Teraz Ministerstwo Obrony Narodowej stoi przed nową szansą. Chodzi o przetarg na zakup 70 śmigłowców dla wojska, na który resort ma przeznaczyć ok. 10 mld złotych. Maszyny oferuje trzech producentów: Airbus Helicopters produkujący śmigłowiec EC725 Caracal, AgustaWestland oferujący maszynę AW149, a także Sikorsky z S-70 i jego Black Hawk International.

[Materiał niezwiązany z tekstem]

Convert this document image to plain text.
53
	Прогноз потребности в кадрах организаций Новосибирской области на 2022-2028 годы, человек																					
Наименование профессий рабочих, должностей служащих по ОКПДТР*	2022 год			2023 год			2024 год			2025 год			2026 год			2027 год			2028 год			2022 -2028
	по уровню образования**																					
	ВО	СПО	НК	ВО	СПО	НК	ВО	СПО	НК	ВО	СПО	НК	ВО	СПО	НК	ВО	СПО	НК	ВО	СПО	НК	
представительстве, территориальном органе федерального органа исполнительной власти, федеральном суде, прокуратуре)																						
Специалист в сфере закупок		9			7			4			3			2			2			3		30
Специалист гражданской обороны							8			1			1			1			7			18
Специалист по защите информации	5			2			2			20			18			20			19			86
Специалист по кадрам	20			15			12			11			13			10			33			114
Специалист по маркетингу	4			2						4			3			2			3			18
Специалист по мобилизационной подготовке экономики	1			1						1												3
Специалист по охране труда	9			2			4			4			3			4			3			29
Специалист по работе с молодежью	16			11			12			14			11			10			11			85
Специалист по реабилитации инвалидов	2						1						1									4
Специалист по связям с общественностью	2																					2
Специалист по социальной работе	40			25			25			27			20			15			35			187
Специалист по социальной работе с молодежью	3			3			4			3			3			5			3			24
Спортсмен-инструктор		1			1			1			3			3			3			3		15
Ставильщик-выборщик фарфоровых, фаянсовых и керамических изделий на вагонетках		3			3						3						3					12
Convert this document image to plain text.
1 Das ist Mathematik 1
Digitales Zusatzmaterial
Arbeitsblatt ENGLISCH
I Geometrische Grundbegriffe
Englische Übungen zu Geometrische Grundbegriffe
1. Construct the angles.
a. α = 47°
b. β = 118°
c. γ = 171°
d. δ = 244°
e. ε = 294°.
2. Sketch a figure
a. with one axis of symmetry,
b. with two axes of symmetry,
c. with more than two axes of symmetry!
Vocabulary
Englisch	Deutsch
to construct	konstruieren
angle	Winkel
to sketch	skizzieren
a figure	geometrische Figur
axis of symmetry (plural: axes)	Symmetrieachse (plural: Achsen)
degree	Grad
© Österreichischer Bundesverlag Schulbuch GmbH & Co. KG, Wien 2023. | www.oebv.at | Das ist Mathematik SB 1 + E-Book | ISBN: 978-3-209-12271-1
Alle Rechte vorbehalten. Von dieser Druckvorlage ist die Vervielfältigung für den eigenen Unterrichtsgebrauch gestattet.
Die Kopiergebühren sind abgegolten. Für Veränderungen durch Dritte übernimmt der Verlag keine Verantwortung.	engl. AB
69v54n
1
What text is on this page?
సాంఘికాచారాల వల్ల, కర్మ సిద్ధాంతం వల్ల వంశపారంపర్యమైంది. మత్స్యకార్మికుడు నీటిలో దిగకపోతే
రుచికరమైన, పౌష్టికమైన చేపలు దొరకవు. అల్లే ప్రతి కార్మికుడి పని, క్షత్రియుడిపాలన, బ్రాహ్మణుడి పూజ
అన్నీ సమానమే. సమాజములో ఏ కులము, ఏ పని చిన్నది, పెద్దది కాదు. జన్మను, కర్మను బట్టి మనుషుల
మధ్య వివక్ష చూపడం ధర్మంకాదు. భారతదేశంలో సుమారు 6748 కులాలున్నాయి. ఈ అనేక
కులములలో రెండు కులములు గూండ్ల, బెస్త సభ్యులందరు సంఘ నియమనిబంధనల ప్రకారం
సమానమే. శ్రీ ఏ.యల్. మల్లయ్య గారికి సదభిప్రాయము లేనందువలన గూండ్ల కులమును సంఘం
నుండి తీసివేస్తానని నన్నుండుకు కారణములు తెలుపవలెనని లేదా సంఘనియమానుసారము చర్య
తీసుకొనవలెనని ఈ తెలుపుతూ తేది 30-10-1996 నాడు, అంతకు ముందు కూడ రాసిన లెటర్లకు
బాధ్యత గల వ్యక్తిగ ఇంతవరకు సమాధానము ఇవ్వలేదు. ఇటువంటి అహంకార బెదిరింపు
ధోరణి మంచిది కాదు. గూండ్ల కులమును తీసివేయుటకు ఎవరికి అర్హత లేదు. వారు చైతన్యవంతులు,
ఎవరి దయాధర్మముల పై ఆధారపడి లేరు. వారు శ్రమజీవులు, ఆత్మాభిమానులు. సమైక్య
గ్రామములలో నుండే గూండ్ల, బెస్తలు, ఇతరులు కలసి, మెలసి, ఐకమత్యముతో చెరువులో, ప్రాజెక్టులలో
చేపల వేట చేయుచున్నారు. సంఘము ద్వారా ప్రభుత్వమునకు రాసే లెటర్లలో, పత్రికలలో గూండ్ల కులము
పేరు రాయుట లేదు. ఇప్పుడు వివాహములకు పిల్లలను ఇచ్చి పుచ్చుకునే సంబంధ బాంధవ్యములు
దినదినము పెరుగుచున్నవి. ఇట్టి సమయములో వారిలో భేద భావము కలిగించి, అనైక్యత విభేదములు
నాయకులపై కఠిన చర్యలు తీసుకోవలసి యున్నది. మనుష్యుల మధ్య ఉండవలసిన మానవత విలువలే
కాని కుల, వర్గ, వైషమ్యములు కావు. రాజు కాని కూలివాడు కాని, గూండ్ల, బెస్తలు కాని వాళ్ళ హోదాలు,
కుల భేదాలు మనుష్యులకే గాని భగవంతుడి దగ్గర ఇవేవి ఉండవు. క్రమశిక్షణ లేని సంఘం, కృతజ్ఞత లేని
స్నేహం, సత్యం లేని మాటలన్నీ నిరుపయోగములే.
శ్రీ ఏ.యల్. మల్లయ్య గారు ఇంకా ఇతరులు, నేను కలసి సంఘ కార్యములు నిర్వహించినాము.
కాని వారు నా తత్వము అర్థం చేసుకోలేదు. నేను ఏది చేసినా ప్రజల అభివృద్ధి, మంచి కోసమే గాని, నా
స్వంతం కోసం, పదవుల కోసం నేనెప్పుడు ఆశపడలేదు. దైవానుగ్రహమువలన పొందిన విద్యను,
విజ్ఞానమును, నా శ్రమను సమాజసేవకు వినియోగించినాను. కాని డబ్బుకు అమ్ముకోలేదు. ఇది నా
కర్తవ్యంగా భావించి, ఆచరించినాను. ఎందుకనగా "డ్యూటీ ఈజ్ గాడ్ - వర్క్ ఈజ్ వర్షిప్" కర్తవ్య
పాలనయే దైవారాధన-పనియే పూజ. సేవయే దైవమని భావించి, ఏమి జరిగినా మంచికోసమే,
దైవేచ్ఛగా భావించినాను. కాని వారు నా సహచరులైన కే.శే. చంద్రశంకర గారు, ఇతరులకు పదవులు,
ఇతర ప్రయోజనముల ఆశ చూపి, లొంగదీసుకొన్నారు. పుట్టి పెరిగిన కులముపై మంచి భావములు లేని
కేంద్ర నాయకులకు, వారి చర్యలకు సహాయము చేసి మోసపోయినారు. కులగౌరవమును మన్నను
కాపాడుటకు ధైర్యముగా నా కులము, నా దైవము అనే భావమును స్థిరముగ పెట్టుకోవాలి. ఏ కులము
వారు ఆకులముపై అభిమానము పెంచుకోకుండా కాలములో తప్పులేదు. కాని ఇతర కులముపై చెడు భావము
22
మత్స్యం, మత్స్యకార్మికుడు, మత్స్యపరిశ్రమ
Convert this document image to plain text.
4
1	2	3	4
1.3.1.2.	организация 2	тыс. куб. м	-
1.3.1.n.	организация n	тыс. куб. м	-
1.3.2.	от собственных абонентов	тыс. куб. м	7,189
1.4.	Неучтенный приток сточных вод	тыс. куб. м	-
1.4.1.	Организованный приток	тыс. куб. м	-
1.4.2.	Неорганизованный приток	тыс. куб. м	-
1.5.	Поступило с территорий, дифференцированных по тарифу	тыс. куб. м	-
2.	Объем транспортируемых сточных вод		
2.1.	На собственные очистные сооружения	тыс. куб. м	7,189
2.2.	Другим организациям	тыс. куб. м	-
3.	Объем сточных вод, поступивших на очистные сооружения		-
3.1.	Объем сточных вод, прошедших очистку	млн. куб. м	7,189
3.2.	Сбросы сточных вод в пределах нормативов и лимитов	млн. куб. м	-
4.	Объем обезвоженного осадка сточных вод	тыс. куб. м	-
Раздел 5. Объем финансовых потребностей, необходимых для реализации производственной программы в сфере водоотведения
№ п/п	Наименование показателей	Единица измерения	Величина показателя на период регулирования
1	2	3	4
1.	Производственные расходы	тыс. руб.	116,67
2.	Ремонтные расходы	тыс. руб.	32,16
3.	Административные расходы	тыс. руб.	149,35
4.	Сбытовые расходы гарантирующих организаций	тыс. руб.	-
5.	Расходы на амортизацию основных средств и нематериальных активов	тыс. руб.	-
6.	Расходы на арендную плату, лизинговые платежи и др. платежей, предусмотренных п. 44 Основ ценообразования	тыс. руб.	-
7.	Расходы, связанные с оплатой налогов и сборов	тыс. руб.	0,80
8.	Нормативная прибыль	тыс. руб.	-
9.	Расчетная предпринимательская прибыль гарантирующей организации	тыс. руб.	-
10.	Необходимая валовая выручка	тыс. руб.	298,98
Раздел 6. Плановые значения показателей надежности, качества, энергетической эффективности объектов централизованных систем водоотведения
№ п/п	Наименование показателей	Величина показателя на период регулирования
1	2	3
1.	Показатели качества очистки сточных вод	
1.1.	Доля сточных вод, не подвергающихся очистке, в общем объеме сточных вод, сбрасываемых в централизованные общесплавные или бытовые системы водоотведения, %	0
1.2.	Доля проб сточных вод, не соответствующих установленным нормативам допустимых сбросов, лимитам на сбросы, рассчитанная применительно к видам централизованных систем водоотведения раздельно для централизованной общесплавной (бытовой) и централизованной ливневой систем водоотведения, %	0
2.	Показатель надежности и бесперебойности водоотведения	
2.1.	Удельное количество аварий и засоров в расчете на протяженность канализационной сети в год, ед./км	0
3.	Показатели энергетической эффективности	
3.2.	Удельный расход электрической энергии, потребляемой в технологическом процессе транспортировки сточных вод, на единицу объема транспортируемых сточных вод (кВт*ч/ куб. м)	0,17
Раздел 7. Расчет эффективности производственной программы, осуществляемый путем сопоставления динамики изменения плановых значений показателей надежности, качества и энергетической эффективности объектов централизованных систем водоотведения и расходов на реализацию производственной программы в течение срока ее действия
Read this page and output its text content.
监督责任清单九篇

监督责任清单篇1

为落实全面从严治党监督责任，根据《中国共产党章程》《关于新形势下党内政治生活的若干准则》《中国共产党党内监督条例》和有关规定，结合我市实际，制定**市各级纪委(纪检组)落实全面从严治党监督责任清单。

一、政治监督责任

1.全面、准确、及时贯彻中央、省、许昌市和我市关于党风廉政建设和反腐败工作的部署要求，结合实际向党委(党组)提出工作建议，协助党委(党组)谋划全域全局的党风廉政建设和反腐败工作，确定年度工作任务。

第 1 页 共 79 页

Pierwszy producent, w przypadku wygranej w przetargu, zamierza produkować śmigłowce w łódzkich państwowych Wojskowych Zakładach Lotniczych nr 1, drugi - zapowiada otwarcie linii produkcyjnej w Państwowych Zakładach Lotniczych w Świdniku, których jest właścicielem. Trzeci - amerykański - chce produkować śmigłowce w fabryce (PZL) w Mielcu.
Miejmy nadzieję, że tym razem MON lepiej wykorzysta możliwości, jakie stwarza umowa offsetowa. To bowiem nie tylko szansa na nowe miejsca pracy, ale i okazja do rozwoju polskiego przemysłu zbrojeniowego, a także przepływu nowych technologii w większej skali niż do tej pory.